John Kerry, Mr Bush’s Democratic challenger, pounced on the announcement. At a rally in New Hampshire, he said that Mr Bush had committed “one of the greatest blunders” of his Administration in failing to secure the explosives.
“George W. Bush who talks tough — talks tough — and brags about making America safer, has once again failed to deliver,” Mr Kerry said.
“After being warned about the danger of major stockpiles of explosives in Iraq, this President failed to guard those stockpiles.”
Mr Kerry added that terrorists could use the material “to kill our troops, our people, blow up airplanes and level buildings”. He added: “This is one of the great blunders of Iraq, one of the greatest blunders of this Administration, and the incredible incompetence of this President and this Administration has put our troops at risk and this country at greater risk.”
Scott McClellan, one of Mr Bush’s senior spokesmen, played down the threat. He said that the Administration’s first concern was whether the weapons missing from al-Qaqaa posed a nuclear proliferation threat, and they did not.
“We have destroyed more than 243,000 munitions,” he said. “We’ve secured another nearly 163,000 that will be destroyed.”
In the early days after it took Baghdad last year, the US-led coalition was criticised for allowing looting on a massive scale that stripped bare government buildings, including sensitive military facilities. The disappearance came just weeks after the IAEA said that precision machinery that could be used to make nuclear weapons had also vanished.

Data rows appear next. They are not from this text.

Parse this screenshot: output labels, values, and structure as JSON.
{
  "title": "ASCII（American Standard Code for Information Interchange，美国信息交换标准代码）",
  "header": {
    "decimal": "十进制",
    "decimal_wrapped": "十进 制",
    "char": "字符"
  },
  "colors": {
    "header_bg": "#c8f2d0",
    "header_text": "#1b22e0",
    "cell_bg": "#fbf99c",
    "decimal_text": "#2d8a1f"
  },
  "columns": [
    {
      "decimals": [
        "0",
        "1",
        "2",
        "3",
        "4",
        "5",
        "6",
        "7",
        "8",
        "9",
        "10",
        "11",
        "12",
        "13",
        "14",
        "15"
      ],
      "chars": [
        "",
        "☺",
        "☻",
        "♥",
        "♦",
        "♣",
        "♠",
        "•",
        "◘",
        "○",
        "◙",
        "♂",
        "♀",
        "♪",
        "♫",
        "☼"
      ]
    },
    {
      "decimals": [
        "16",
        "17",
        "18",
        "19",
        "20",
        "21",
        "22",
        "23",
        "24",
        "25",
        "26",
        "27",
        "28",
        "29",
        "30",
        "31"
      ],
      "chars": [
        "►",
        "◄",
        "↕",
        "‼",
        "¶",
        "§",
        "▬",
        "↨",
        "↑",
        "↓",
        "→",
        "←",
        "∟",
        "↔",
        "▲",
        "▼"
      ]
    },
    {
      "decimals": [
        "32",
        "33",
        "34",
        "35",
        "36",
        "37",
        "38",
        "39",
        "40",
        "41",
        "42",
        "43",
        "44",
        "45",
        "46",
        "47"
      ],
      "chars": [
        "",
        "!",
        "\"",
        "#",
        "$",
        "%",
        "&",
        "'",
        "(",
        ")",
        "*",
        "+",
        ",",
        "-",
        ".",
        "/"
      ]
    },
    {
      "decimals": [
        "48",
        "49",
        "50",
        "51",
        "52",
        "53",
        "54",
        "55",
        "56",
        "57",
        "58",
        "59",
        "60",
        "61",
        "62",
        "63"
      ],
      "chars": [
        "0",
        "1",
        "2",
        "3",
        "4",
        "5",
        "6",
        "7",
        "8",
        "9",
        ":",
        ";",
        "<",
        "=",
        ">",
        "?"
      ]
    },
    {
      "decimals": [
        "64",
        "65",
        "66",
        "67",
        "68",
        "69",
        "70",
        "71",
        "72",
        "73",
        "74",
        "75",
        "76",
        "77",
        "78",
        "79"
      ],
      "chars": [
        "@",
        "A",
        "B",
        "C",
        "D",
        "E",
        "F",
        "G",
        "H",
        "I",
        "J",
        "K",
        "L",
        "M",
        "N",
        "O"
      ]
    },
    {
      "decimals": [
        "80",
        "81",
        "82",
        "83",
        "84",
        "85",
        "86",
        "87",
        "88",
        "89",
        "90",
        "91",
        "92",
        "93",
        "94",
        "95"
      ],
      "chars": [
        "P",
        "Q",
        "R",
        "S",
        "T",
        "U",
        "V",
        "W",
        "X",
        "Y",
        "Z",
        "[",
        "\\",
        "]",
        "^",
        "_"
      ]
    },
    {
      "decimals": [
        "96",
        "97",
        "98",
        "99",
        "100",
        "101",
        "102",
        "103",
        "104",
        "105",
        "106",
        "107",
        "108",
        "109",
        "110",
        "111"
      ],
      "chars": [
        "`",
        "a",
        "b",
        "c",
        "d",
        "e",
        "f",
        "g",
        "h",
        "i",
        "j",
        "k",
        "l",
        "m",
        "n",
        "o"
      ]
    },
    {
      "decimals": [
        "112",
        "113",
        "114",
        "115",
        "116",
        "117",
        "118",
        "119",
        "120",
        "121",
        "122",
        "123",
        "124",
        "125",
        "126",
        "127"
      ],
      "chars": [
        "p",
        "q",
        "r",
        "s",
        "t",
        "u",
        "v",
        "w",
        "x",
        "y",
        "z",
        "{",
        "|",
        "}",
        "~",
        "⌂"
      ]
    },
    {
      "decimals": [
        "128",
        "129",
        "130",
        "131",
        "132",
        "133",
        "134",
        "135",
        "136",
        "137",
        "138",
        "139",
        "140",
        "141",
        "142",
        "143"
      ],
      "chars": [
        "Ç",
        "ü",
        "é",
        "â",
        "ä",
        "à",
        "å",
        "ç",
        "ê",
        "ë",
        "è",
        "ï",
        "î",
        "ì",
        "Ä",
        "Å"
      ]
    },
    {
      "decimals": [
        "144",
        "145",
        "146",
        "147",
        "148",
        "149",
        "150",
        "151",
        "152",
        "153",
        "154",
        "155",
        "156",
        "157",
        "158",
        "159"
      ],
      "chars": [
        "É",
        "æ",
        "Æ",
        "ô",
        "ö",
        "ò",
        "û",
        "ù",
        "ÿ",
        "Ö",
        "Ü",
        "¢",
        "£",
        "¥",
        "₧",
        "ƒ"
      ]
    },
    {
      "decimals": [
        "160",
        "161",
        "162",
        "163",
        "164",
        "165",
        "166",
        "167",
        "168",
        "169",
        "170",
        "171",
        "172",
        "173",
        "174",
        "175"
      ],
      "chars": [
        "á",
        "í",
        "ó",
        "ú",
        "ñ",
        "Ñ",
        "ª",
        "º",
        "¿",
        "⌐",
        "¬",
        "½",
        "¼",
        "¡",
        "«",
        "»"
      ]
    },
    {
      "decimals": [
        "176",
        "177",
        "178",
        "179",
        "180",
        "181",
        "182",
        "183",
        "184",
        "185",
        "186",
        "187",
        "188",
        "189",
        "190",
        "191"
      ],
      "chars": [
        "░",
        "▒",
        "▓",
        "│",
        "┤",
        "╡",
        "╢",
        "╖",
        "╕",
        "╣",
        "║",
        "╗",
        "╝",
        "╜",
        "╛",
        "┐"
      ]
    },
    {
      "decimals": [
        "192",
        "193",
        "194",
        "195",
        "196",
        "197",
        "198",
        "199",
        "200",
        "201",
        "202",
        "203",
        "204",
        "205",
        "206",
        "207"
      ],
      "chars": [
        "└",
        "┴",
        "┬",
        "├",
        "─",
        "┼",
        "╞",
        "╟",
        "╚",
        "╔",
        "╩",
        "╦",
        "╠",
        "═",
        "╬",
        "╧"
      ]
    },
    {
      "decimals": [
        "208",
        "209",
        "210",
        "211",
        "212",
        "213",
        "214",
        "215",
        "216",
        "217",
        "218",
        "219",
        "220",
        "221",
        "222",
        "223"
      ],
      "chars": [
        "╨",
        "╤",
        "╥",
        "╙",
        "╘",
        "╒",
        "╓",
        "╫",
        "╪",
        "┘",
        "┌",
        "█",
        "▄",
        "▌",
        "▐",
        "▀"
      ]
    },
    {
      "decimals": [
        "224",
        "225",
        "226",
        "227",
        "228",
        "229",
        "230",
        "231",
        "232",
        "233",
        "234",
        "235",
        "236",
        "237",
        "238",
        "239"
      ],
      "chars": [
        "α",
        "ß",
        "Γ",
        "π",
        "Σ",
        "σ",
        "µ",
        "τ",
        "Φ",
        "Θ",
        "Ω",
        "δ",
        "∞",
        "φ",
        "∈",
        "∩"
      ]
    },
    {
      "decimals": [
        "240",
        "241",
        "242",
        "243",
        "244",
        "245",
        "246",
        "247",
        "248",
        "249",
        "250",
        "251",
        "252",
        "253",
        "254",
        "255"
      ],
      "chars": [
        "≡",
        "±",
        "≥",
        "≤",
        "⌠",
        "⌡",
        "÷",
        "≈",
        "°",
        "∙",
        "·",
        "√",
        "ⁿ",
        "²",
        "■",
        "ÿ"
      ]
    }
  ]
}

Although the explosives were categorised as conventional weapons, the IAEA supervised them as they could also be used to detonate a nuclear warhead.
The loss of the explosives was revealed in a report by the US-installed Iraqi interim Government to the IAEA, which still imposes an accounting of all sensitive materials in Iraq twice every year.
The report, by Rashad Omar, the Iraqi Minister of Science and Technology, added that Condoleezza Rice, the American National Security Adviser, had been informed of the development in the past month.
The IAEA had been keeping track of the explosives during weapons inspections before the war, but had been blocked from returning by the US, which set up its own team, the Iraq Survey Group, to trace Saddam Hussein’s weapons of mass destruction. While most of the roadside bombs and explosives-packed cars that have been used by the insurgents in Iraq are improvised out of looted artillery shells, mortar rounds and landmines, some suicide bombers have used high-grade explosives of the type that have gone astray.